Most notable is the lack of any control knobs cut into the body of the instrument. Instead Burns favoured a selection of “fingertip rotary controls” fitted beneath the scratchplate for easy control without the risk of any settings being knocked by an errant strum.
Burns GB 65
Staying with the great British leviathan of the 60’s, Burns/Baldwin, the GB65 is a gloriously rare example of British luthiery of the time. A flat-topped hollow body with two of Burns’ extremely high output Rez-O-Matic pickups and an unusually long 25 1/2" scale neck.
This particularly lovely instrument was very limited in production, and was built for a little over a year between 1965 and 66. 1965 was, of course, the year that Baldwin bought Burns and the GB65 was one of the first instruments to face the chop. Only a couple of production batches were ever completed, and models can be found with either the Burns or Baldwin logo, the only physical difference being the engraving on the pickguard.
Shergold Double Neck
Flash forward to the golden age of Shergold guitars in the UK; the 1970’s. Shergold were wonderfully unconventional looking for the time. Fender and Gibson had established themselves across the globe as an industry standard for body shapes, scale lengths, and control functions. At the same time, Japan was starting on what would be an incredible 30 year stint of creating some of the best ‘law-suit era’ clone guitars ever built, further embedding Fender and Gibson as the definitive electric guitars.
Shergold, however, trod a different path. Stout, functional looking, heavy, and visually an ‘acquired’ taste, Shergold’s flagship Masquerader guitar and Marathon bass were nonetheless making waves in popular music appearing in the hands of Genesis’ Mike Rutherford, and Joy Division’s Bernard Sumner and Peter Hook.
And, it’s in the hands of Mike Rutherford that first appeared the Shergold Custom Double. Introduced in 1977 and made in quantity from 1978 to satisfy the demand created by the prominent use by Genesis’ guitarist, this double neck boat oar of a guitar is the fusion of the Masquerader and Marathon. The instrument even includes dual outputs, so it can function in mono or with the guitar and bass sent to different amplifiers.
Vox Mando Guitar
Completing this Vox sandwich of wonderful weirdness, there is nothing that summarises the wild, off-piste creativity of British luthiers in the 1960’s more than the Vox Mando Guitar, sometimes known as the Octave 12.

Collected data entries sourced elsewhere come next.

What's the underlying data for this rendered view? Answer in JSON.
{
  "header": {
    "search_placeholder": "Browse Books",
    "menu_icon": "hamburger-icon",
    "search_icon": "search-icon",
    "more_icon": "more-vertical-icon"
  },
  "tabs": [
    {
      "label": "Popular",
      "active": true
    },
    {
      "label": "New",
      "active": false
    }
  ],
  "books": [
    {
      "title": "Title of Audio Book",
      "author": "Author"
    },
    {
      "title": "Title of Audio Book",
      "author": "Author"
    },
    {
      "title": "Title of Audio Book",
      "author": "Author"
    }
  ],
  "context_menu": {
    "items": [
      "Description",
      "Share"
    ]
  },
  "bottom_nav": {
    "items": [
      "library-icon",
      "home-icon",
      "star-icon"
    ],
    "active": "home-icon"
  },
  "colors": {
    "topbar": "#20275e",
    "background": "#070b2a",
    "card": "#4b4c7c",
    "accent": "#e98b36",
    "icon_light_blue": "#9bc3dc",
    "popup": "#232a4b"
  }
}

A 12-string, super short-scale (15.5 inches) instrument with a mini, mandolin-like body, the Vox Mando Guitar was produced properly from 1966 in both the UK and Italian EKO factories for Vox. It appeared, most notably, in the hands of both The Beatles’ George Harrison and The Beach Boys’ Brian Jones, and can be heard on The Beatles version of "Words of Love" and is even credited on The Beach Boys’ "Mother's Little Helper".
“Brian Jones - Vox Mando-Guitar, Tambura, Distorted Electric Guitar.”
The Mando Guitar is tuned one octave higher than a standard guitar, giving it the tonal range of a mandolin. Enabling a guitarist to emulate the sound of a mandolin, but with a fuller 12 string range. Tonally, the instrument is similar to a 12th fret capo’d 12-string guitar, however, unlike a standard 12-string guitar, the strings are tuned in unison rather than in octaves.